Tony Blair: Must we love him or loathe him? Don Brind says No
Tony Blair was at his brilliant best in his Sky interview with Sophy Ridge who introduced him as someone people either love or loathe. Blair demonstrated his supreme ability to present evidence and argument in an accessible and compelling way. I didn’t need convincing that Brexit is a looming disaster but it was a joy to hear the case made so impressively.
The big question, though, is whether anyone now listens to Tony Blair? What does he need to do better to influence the debate on Brexit about which he clearly cares so deeply.
In so far as these labels are helpful I think of myself as a Kinnockite. I always bridle at the “Tony Blair won three landslide victories” mantra. This is not to say that Blair wasn’t a skilled leader and a gifted communicator — just that his inheritance from Neil Kinnock, John Smith and Margaret Beckett was a handsome one.
No party was ever in better shape than the Labour party when Tony Blair took over the leadership of the Labour party in 1994. If that was acknowledged by Blair and the Blairites they would boost not diminish his influence.
The 1997 triumph was a long time in the making and involved many people – among them Tony Blair, Gordon Brown, Mo Mowlam, Harriett Harman, Clare Short, John Prescott, Peter Mandelson, David Blunkett, Robin Cook and Jack Straw – to name but a few.
There was also one other indispensible ingredient – a Tory leader who had nose-dived in the polls. It was equally important to Labour’s better than expected result in June.
John Major had been living on borrowed time ever since Black Wednesday in September 1992. Britain’s departure from the European Exchange Rate mechanism exposed Tory economic mismanagement –as Brexit is now exposing how weak and shaky the economy is after seven years of George Osborne and Philip Hammond.
One of the failings of Jeremy Corbyn and his close allies is their unwillingness to defend and celebrate the achievements of the Blair-Brown government. By the same token I believe Blair would do himself a favour if he engaged more seriously with current Labour policy under Corbyn.
Take austerity, where Blair appears to have bought into the Tory caricature of Labour’s programme being all about nationalisation and unfettered public spending. As I argued here there is a strong economic case for ending the public sector pay cap as part of a drive to get the economy growing.
Austerity is also under challenge on a European level. It’s significant that the new French President Emmanuel Macron is putting German driven austerity under the spotlight.
He said Germany benefits from the woes of other euro countries and warns that the Eurozone cannot survive on such foundations. Monetary union must be rebuilt in a radically-different way. “It doesn’t work because it has brought about divergences. Those that are already indebted have become more indebted: and those that are competitive have become more competitive,”
Blair and Corbyn should be cheering Macron forward.
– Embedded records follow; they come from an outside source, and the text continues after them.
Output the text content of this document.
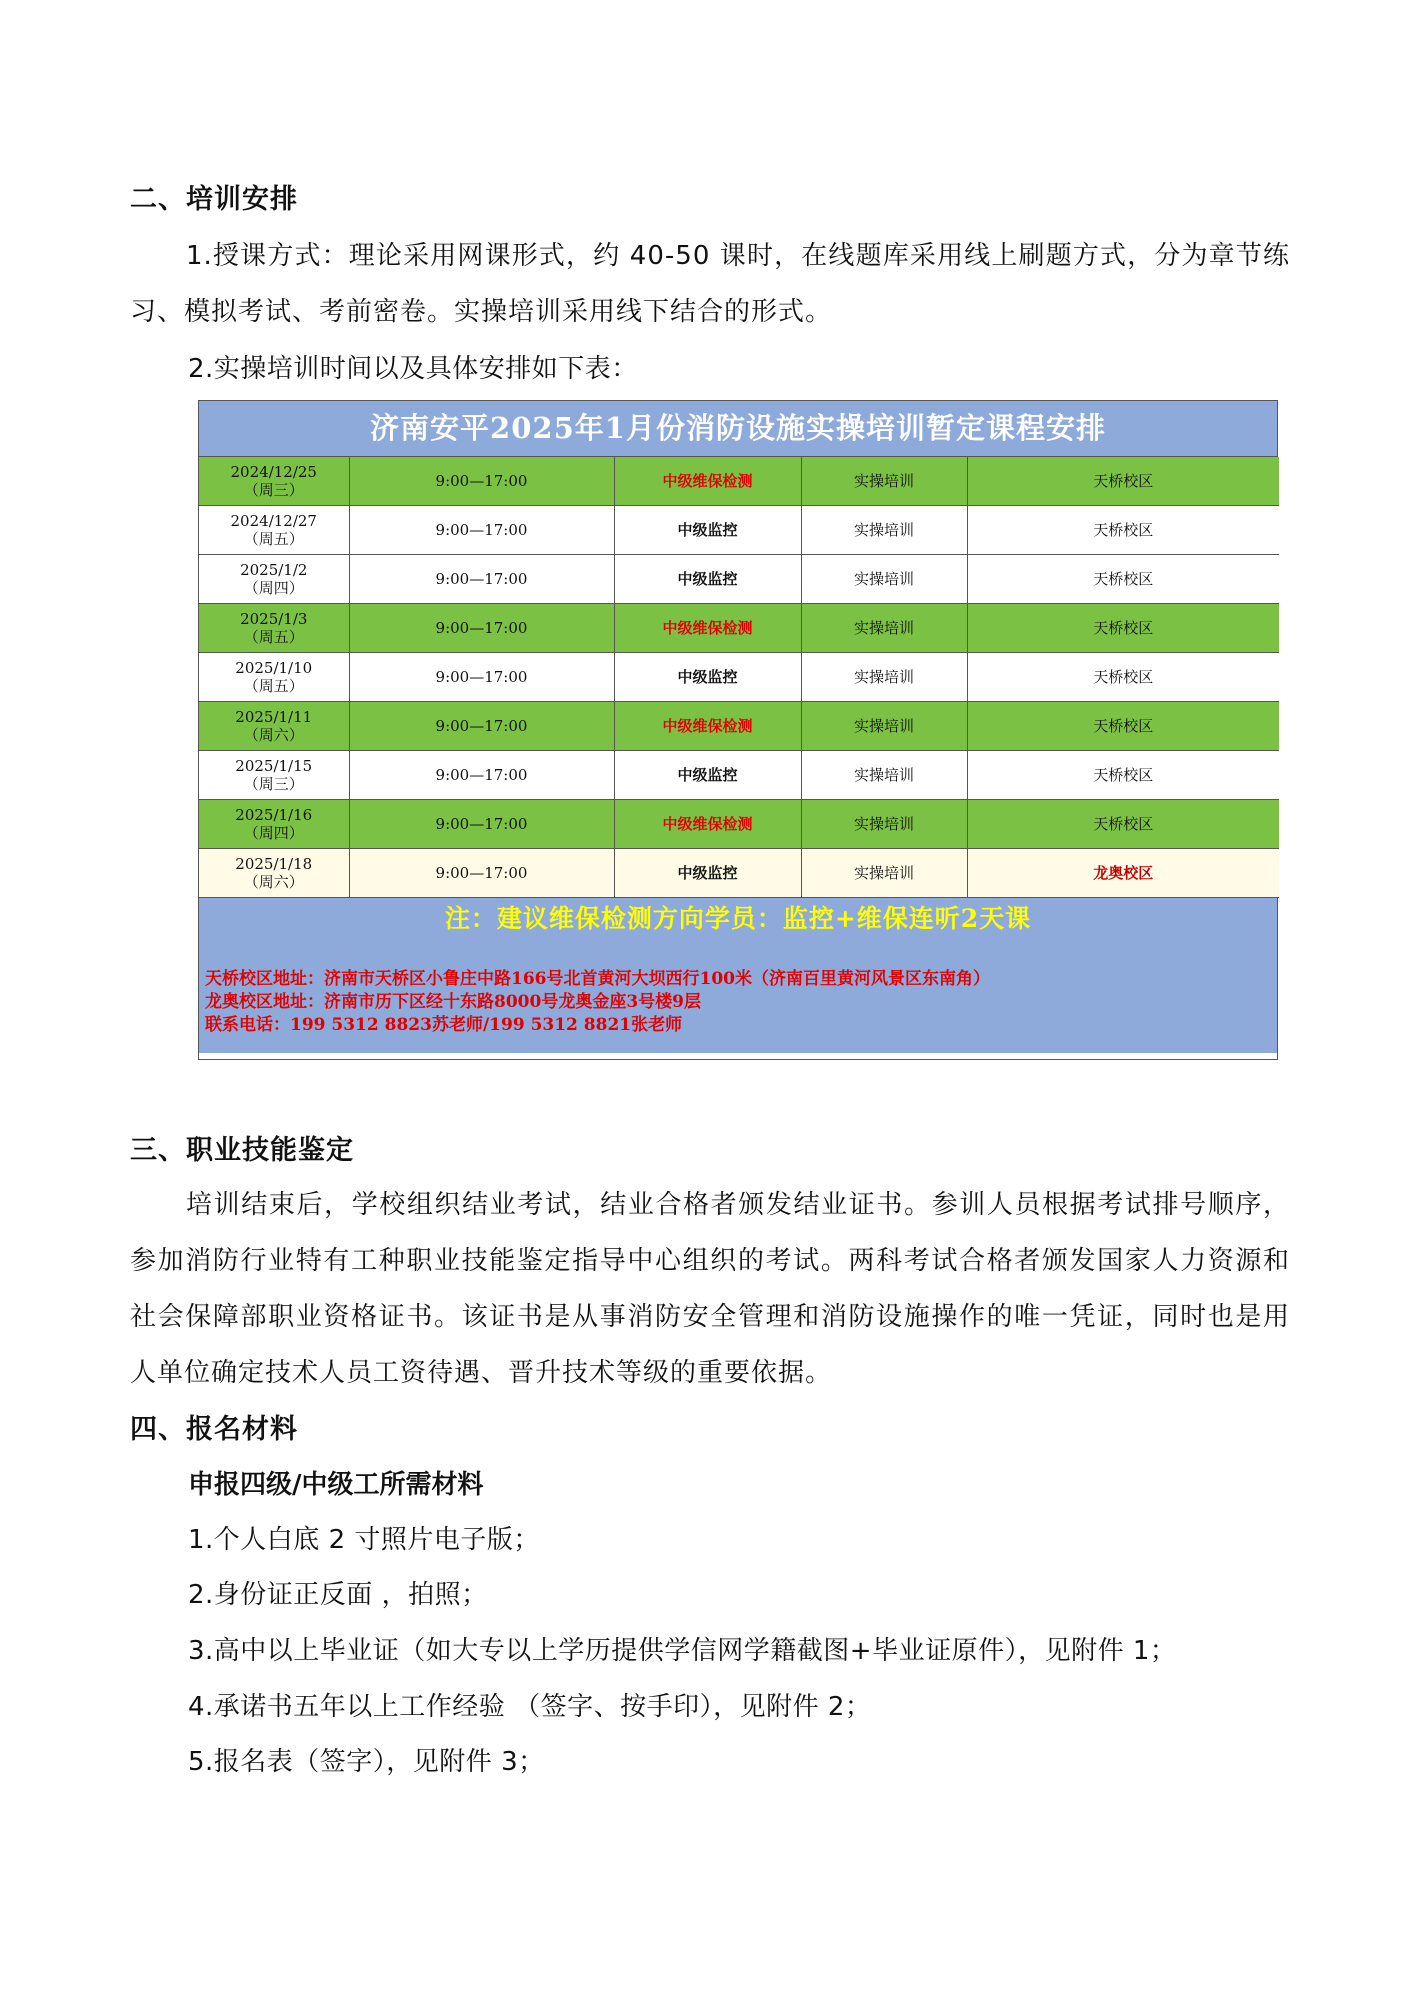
二、培训安排
1.授课方式：理论采用网课形式，约 40-50 课时，在线题库采用线上刷题方式，分为章节练习、模拟考试、考前密卷。实操培训采用线下结合的形式。
2.实操培训时间以及具体安排如下表：
济南安平2025年1月份消防设施实操培训暂定课程安排
2024/12/25
（周三）	9:00—17:00	中级维保检测	实操培训	天桥校区

2024/12/27
（周五）	9:00—17:00	中级监控	实操培训	天桥校区

2025/1/2
（周四）	9:00—17:00	中级监控	实操培训	天桥校区

2025/1/3
（周五）	9:00—17:00	中级维保检测	实操培训	天桥校区

2025/1/10
（周五）	9:00—17:00	中级监控	实操培训	天桥校区

2025/1/11
（周六）	9:00—17:00	中级维保检测	实操培训	天桥校区

2025/1/15
（周三）	9:00—17:00	中级监控	实操培训	天桥校区

2025/1/16
（周四）	9:00—17:00	中级维保检测	实操培训	天桥校区

2025/1/18
（周六）	9:00—17:00	中级监控	实操培训	龙奥校区
注：建议维保检测方向学员：监控+维保连听2天课
天桥校区地址：济南市天桥区小鲁庄中路166号北首黄河大坝西行100米（济南百里黄河风景区东南角）
龙奥校区地址：济南市历下区经十东路8000号龙奥金座3号楼9层
联系电话：199 5312 8823苏老师/199 5312 8821张老师
三、职业技能鉴定
培训结束后，学校组织结业考试，结业合格者颁发结业证书。参训人员根据考试排号顺序，参加消防行业特有工种职业技能鉴定指导中心组织的考试。两科考试合格者颁发国家人力资源和社会保障部职业资格证书。该证书是从事消防安全管理和消防设施操作的唯一凭证，同时也是用人单位确定技术人员工资待遇、晋升技术等级的重要依据。
四、报名材料
申报四级/中级工所需材料
1.个人白底 2 寸照片电子版；
2.身份证正反面 ，拍照；
3.高中以上毕业证（如大专以上学历提供学信网学籍截图+毕业证原件），见附件 1；
4.承诺书五年以上工作经验 （签字、按手印），见附件 2；
5.报名表（签字），见附件 3；
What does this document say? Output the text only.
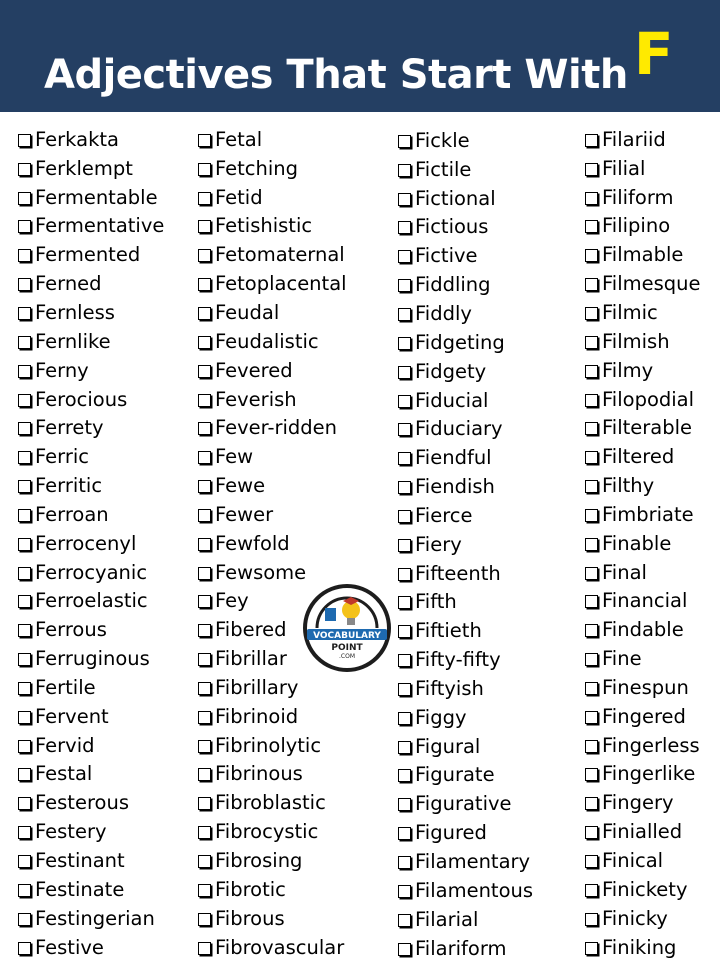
Adjectives That Start With F
Ferkakta
Ferklempt
Fermentable
Fermentative
Fermented
Ferned
Fernless
Fernlike
Ferny
Ferocious
Ferrety
Ferric
Ferritic
Ferroan
Ferrocenyl
Ferrocyanic
Ferroelastic
Ferrous
Ferruginous
Fertile
Fervent
Fervid
Festal
Festerous
Festery
Festinant
Festinate
Festingerian
Festive
Fetal
Fetching
Fetid
Fetishistic
Fetomaternal
Fetoplacental
Feudal
Feudalistic
Fevered
Feverish
Fever-ridden
Few
Fewe
Fewer
Fewfold
Fewsome
Fey
Fibered
Fibrillar
Fibrillary
Fibrinoid
Fibrinolytic
Fibrinous
Fibroblastic
Fibrocystic
Fibrosing
Fibrotic
Fibrous
Fibrovascular
Fickle
Fictile
Fictional
Fictious
Fictive
Fiddling
Fiddly
Fidgeting
Fidgety
Fiducial
Fiduciary
Fiendful
Fiendish
Fierce
Fiery
Fifteenth
Fifth
Fiftieth
Fifty-fifty
Fiftyish
Figgy
Figural
Figurate
Figurative
Figured
Filamentary
Filamentous
Filarial
Filariform
Filariid
Filial
Filiform
Filipino
Filmable
Filmesque
Filmic
Filmish
Filmy
Filopodial
Filterable
Filtered
Filthy
Fimbriate
Finable
Final
Financial
Findable
Fine
Finespun
Fingered
Fingerless
Fingerlike
Fingery
Finialled
Finical
Finickety
Finicky
Finiking
VOCABULARY
POINT
.COM
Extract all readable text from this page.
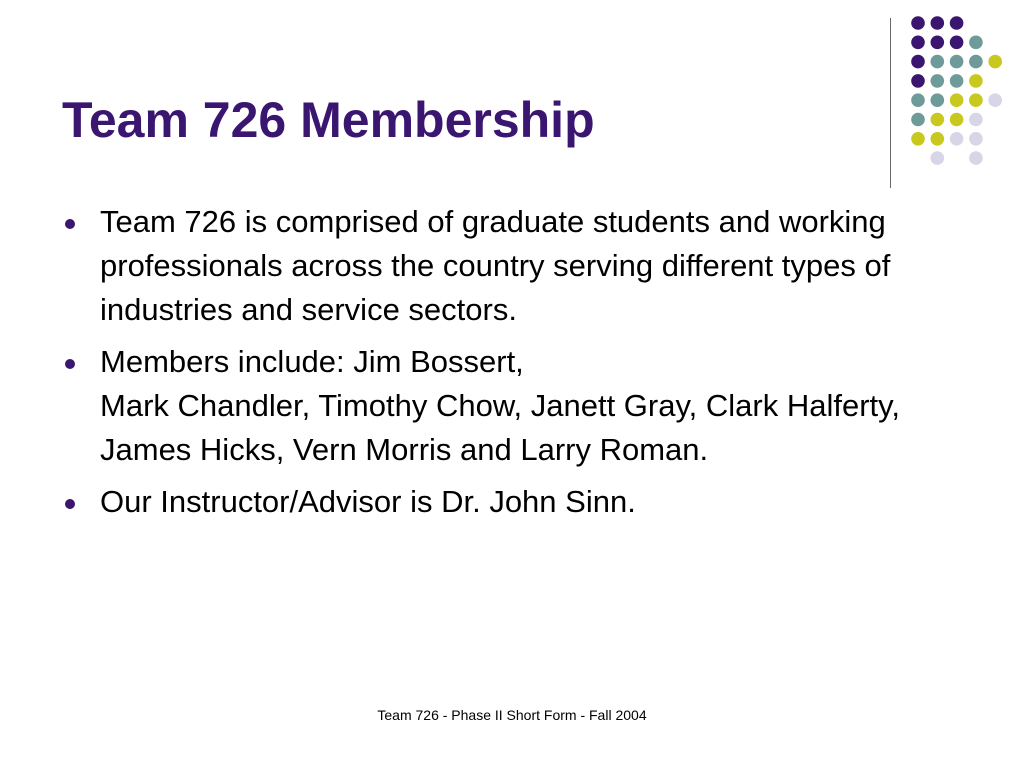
Team 726 Membership
Team 726 is comprised of graduate students and working professionals across the country serving different types of industries and service sectors.
Members include: Jim Bossert,
Mark Chandler, Timothy Chow, Janett Gray, Clark Halferty, James Hicks, Vern Morris and Larry Roman.
Our Instructor/Advisor is Dr. John Sinn.
Team 726 - Phase II Short Form - Fall 2004
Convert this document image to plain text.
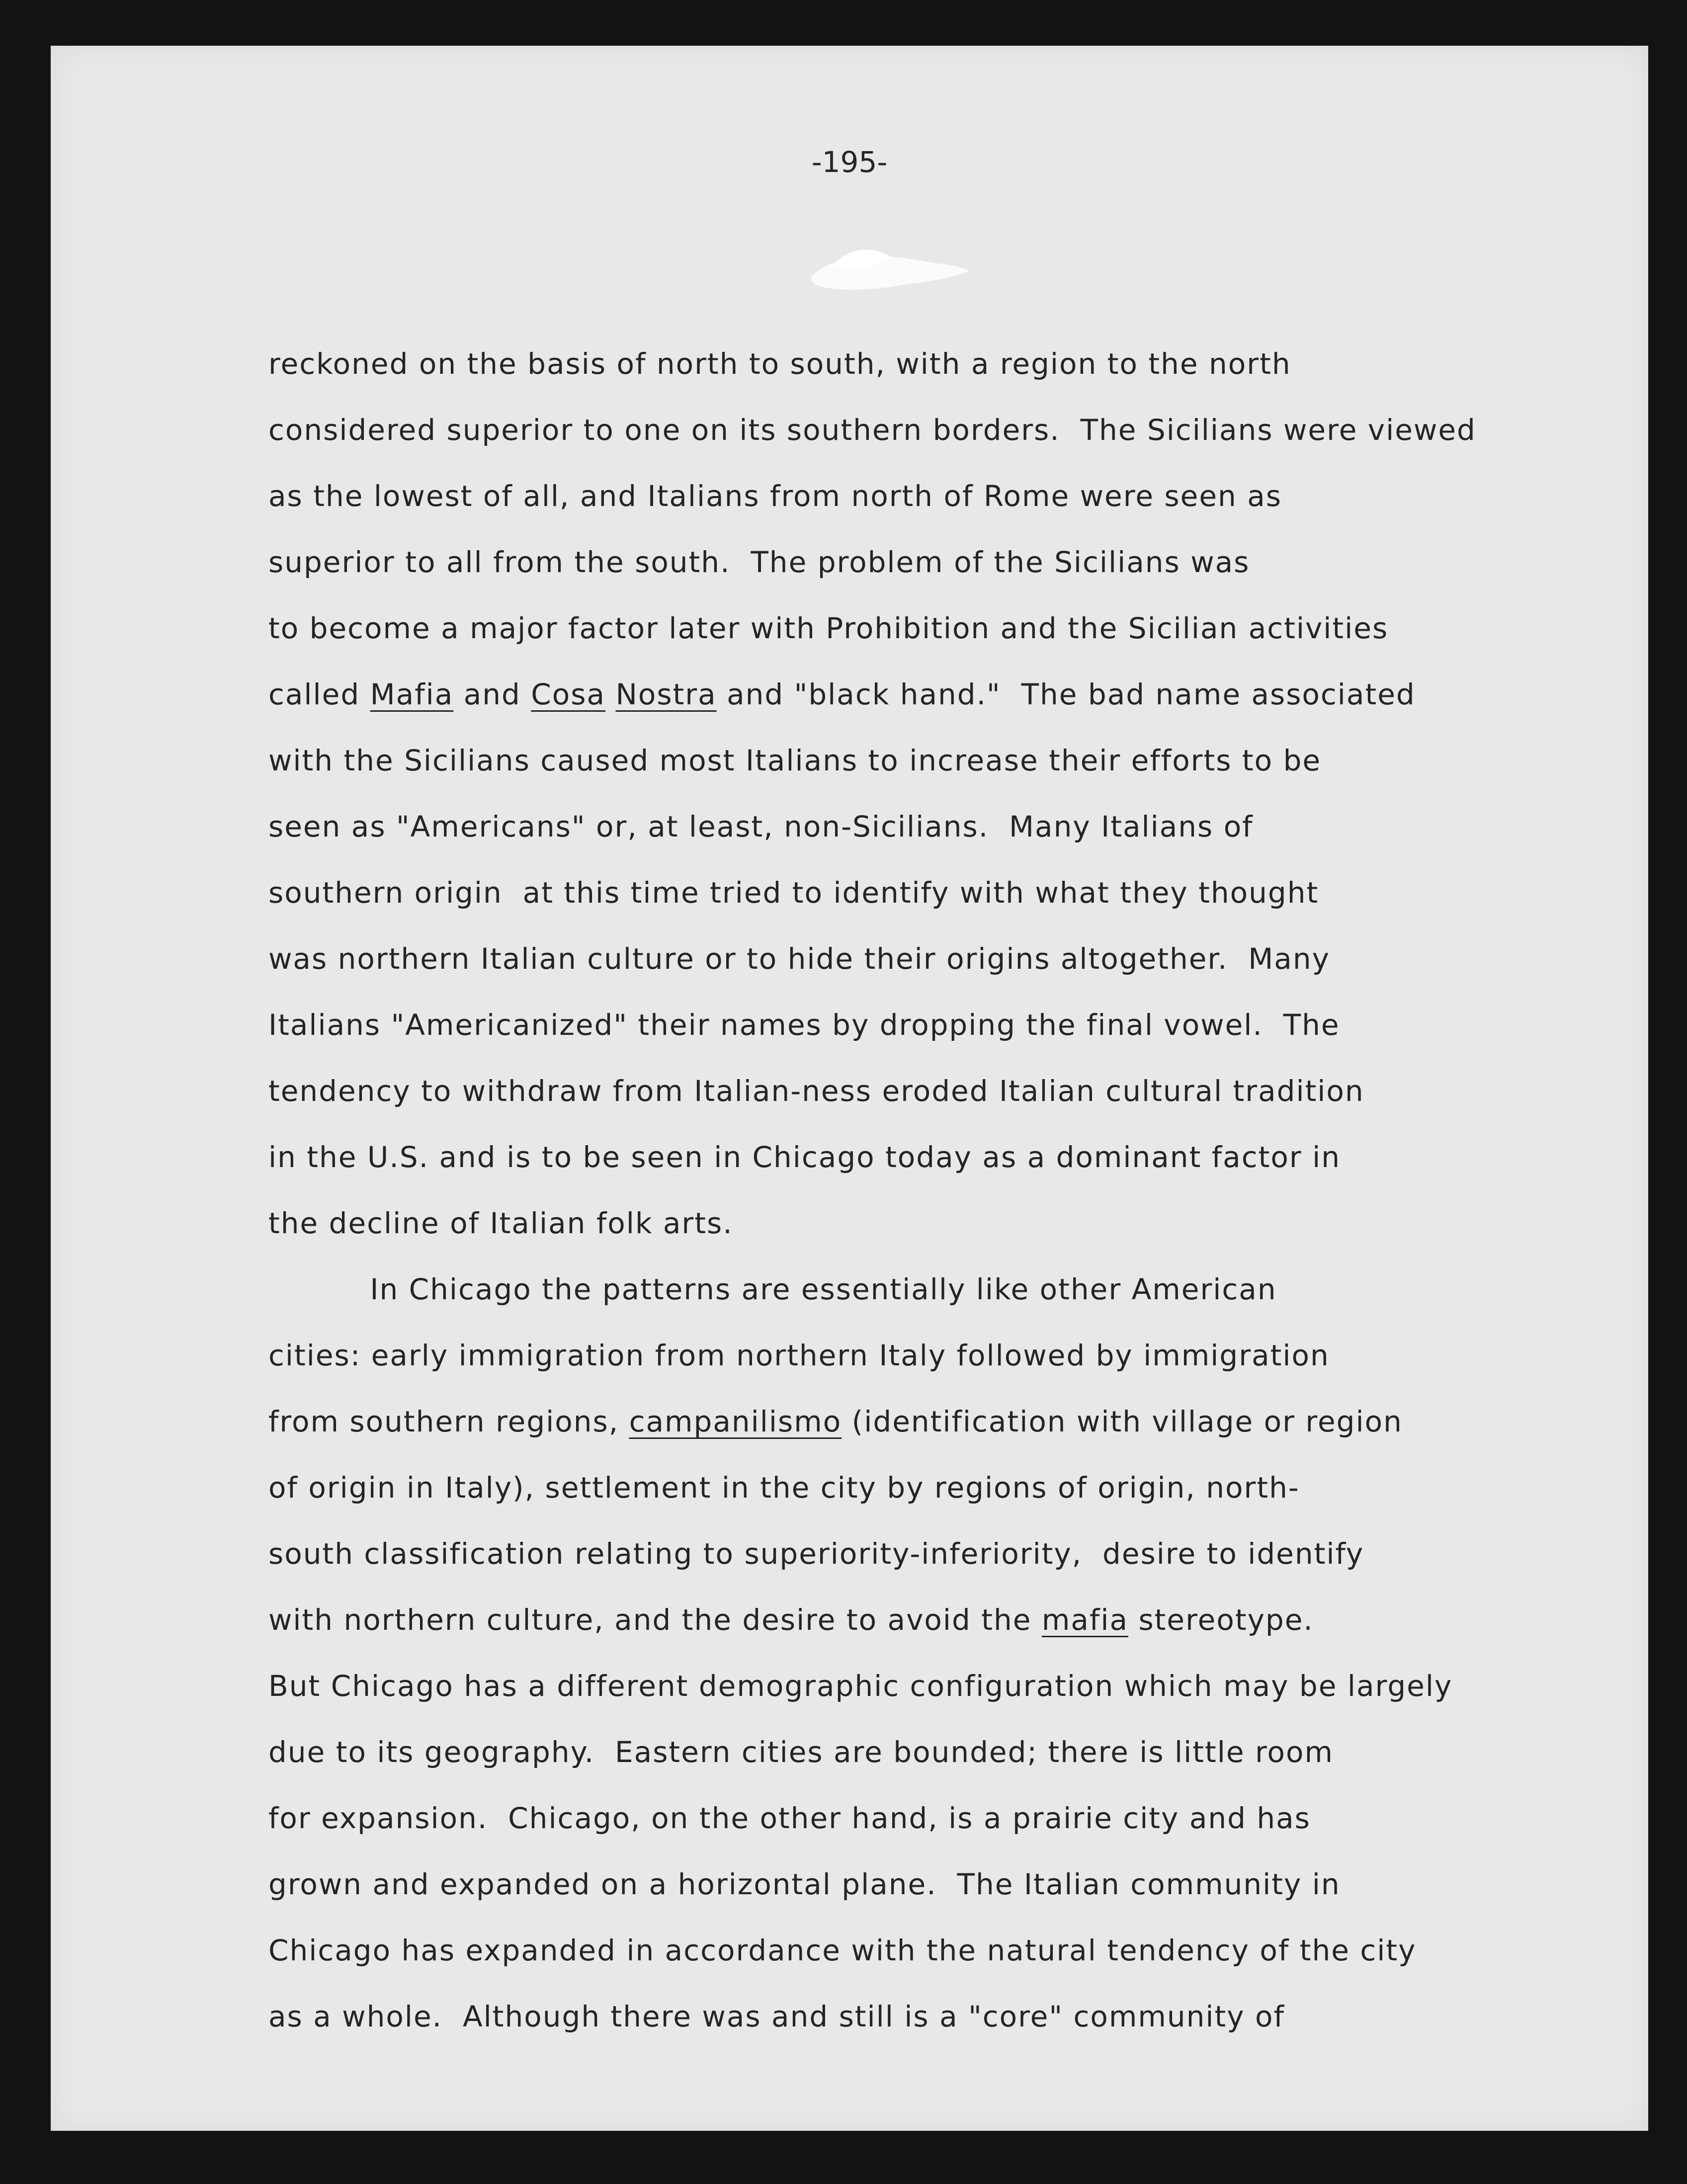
-195-
reckoned on the basis of north to south, with a region to the north
considered superior to one on its southern borders.  The Sicilians were viewed
as the lowest of all, and Italians from north of Rome were seen as
superior to all from the south.  The problem of the Sicilians was
to become a major factor later with Prohibition and the Sicilian activities
called Mafia and Cosa Nostra and "black hand."  The bad name associated
with the Sicilians caused most Italians to increase their efforts to be
seen as "Americans" or, at least, non-Sicilians.  Many Italians of
southern origin  at this time tried to identify with what they thought
was northern Italian culture or to hide their origins altogether.  Many
Italians "Americanized" their names by dropping the final vowel.  The
tendency to withdraw from Italian-ness eroded Italian cultural tradition
in the U.S. and is to be seen in Chicago today as a dominant factor in
the decline of Italian folk arts.
In Chicago the patterns are essentially like other American
cities: early immigration from northern Italy followed by immigration
from southern regions, campanilismo (identification with village or region
of origin in Italy), settlement in the city by regions of origin, north-
south classification relating to superiority-inferiority,  desire to identify
with northern culture, and the desire to avoid the mafia stereotype.
But Chicago has a different demographic configuration which may be largely
due to its geography.  Eastern cities are bounded; there is little room
for expansion.  Chicago, on the other hand, is a prairie city and has
grown and expanded on a horizontal plane.  The Italian community in
Chicago has expanded in accordance with the natural tendency of the city
as a whole.  Although there was and still is a "core" community of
In his Sky interview Blair lauded the Germans for their industrial strategy. He can be forgiven for not having heard of Labour’s industrial strategy, which deals with many of the issues he is concerned about. One of the failures of the Labour election campaign was that this thoughtful document was launched on the day of the BBC Question Time leader programmes — and so was guaranteed virtually no coverage.
Blair should also reconsider Corbyn’s signature of policy scrapping university tuition fees. His Downing Street head of policy Andrew Adonis, who was responsible for the introduction of higher fees in 2004 now says “tuition fees at their current level are politically dead,” and should be scrapped.
And for an excellent “warts and all” analysis of Labour’s manifesto the Huff Post article Richard Angell the director of Progress is highly recommended.
“There was much in it that I, and every progressive in Britain, would like to see achieved under a future Labour government, says Angell. “This manifesto will be the blueprint for a future winning Labour manifesto, in the same way, as Stephen Bush at the New Statesman has pointed out, much of the contents of the 1983 manifesto were reiterated in the 1997 successor and then implemented by Tony Blair’s government. I look forward to this happening; I just hope there are not 14 years in the intervening period.”
I would like to see Blair playing an influential role in the debate on Brexit. The danger for him is that he appears muttering “plague on both your houses” from the lofty perch of his global institute and from television studios. What he needs to do is to engage with the dilemmas and choices the leader of the Opposition. He’s done the job. He knows how hard it is.